In general, we are interested in the solar radiation that is received at the Earth's surface. Insolation is a measure of solar radiation energy received on a given surface area in a given time. It is commonly expressed as average irradiance in watts per square meter (W/m2) or kilowatt-hours per square meter per day (kW-h/(m2-day)).
The insolation on to a surface is largest when the surface directly faces the Sun i.e. is perpendicular to the suns rays. As the angle increases between the surface and the direction of the rays of sunlight, the insolation is reduced in proportion to the cosine of the angle.

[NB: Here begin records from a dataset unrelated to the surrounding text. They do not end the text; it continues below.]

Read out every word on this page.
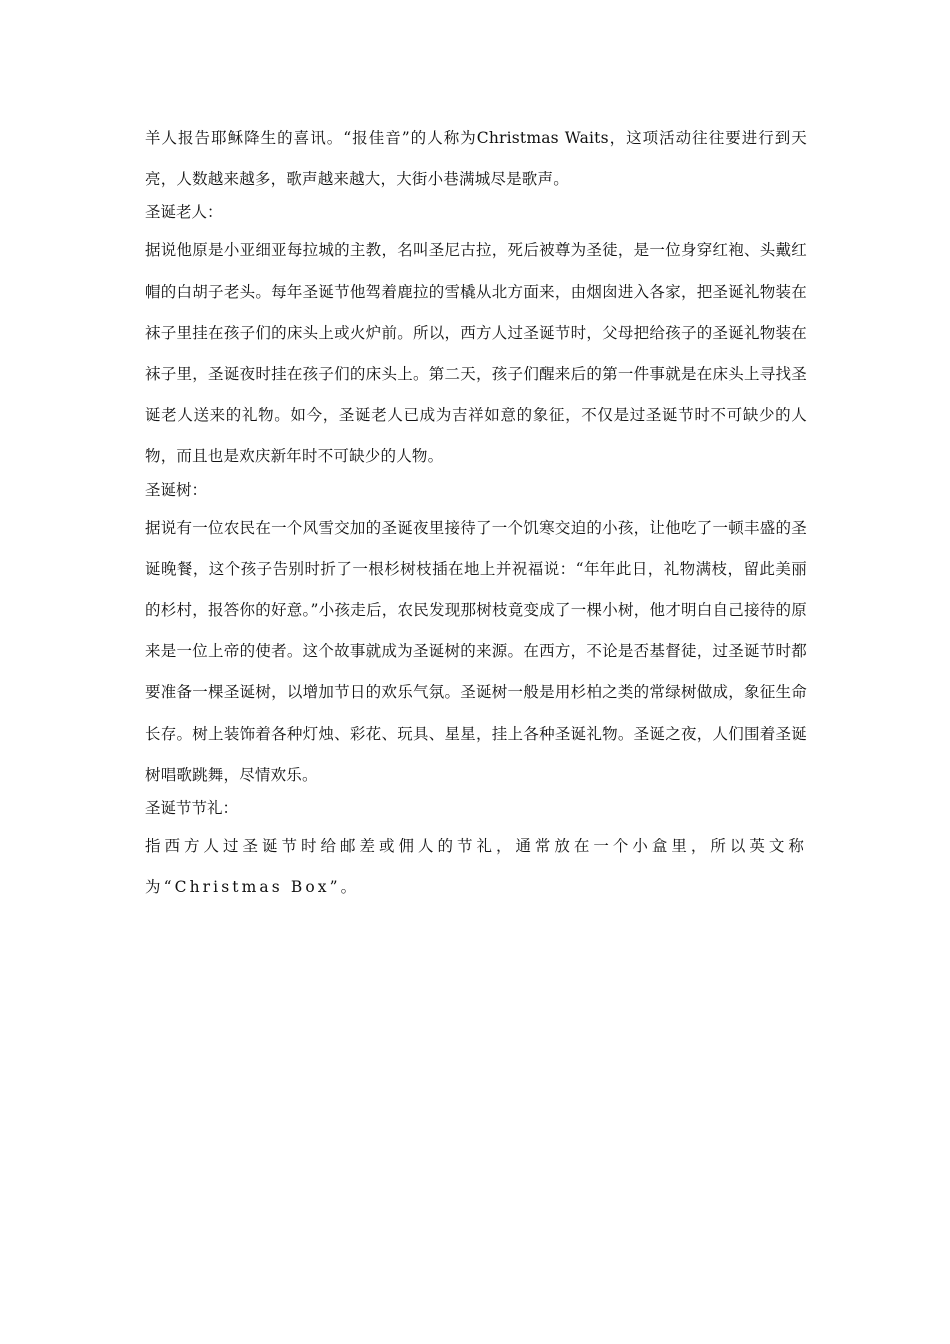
羊人报告耶稣降生的喜讯。“报佳音”的人称为Christmas Waits，这项活动往往要进行到天亮，人数越来越多，歌声越来越大，大街小巷满城尽是歌声。

圣诞老人：

据说他原是小亚细亚每拉城的主教，名叫圣尼古拉，死后被尊为圣徒，是一位身穿红袍、头戴红帽的白胡子老头。每年圣诞节他驾着鹿拉的雪橇从北方面来，由烟囱进入各家，把圣诞礼物装在袜子里挂在孩子们的床头上或火炉前。所以，西方人过圣诞节时，父母把给孩子的圣诞礼物装在袜子里，圣诞夜时挂在孩子们的床头上。第二天，孩子们醒来后的第一件事就是在床头上寻找圣诞老人送来的礼物。如今，圣诞老人已成为吉祥如意的象征，不仅是过圣诞节时不可缺少的人物，而且也是欢庆新年时不可缺少的人物。

圣诞树：

据说有一位农民在一个风雪交加的圣诞夜里接待了一个饥寒交迫的小孩，让他吃了一顿丰盛的圣诞晚餐，这个孩子告别时折了一根杉树枝插在地上并祝福说：“年年此日，礼物满枝，留此美丽的杉村，报答你的好意。”小孩走后，农民发现那树枝竟变成了一棵小树，他才明白自己接待的原来是一位上帝的使者。这个故事就成为圣诞树的来源。在西方，不论是否基督徒，过圣诞节时都要准备一棵圣诞树，以增加节日的欢乐气氛。圣诞树一般是用杉柏之类的常绿树做成，象征生命长存。树上装饰着各种灯烛、彩花、玩具、星星，挂上各种圣诞礼物。圣诞之夜，人们围着圣诞树唱歌跳舞，尽情欢乐。

圣诞节节礼：

指西方人过圣诞节时给邮差或佣人的节礼，通常放在一个小盒里，所以英文称为“Christmas Box”。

Direct insolation is the solar irradiance measured at a given location on Earth with a surface element perpendicular to the Sun's rays, excluding diffuse insolation (the solar radiation that is scattered or reflected by atmospheric components in the sky). Direct Insolation or Normal Insolation is equal to the solar constant minus the atmospheric losses due to absorption and scattering. Whilst the solar constant varies with the Earth-Sun distance and solar cycles, the losses depend on the time of day (length of light's path through the atmosphere depending on the Solar elevation angle), cloud cover, moisture content, and other impurities.
Over the course of a year the average solar radiation arriving at the top of the Earth's atmosphere is roughly 1,368 watts per square meter. The Sun's rays are attenuated as they pass though the atmosphere, thus reducing the insolation at the Earth's surface to approximately 1,000 watts per square meter for a surface perpendicular to the Sun's rays at sea level on a clear day.
The actual figure varies with the Sun angle at different times of year, according to the distance the sunlight travels through the air, and depending on the extent of atmospheric haze and cloud cover. Ignoring clouds, the average insolation for the Earth is approximately 250 watts per square meter (6 (kW·h/m2)/day), taking into account the lower radiation intensity in early morning and evening, and its near-absence at night.
The solar map to the right shows a more detailed view of the European regions and demonstrates the differences in total irradiation between the UK and places like southern Spain.
We must remember that this radiant power is distributed across the entire electromagnetic spectrum, and most of the power is in the visible light portion of the spectrum. Approximately only 5% of this power is due to the UV light portion of the spectrum. Most testing machines will also control the sample irradiance at a given wavelength. Hence it is common to see figures of 0.76 - 0.83 W/m-2 at 340nm quoted as the standard sample test irradiance. This equates to the sea level, clear day, solar noon (noon day say) condition (i.e. when the sun is due south) and the sample is perpendicular to the suns rays i.e. an insolation value of 1000 watts per square meter.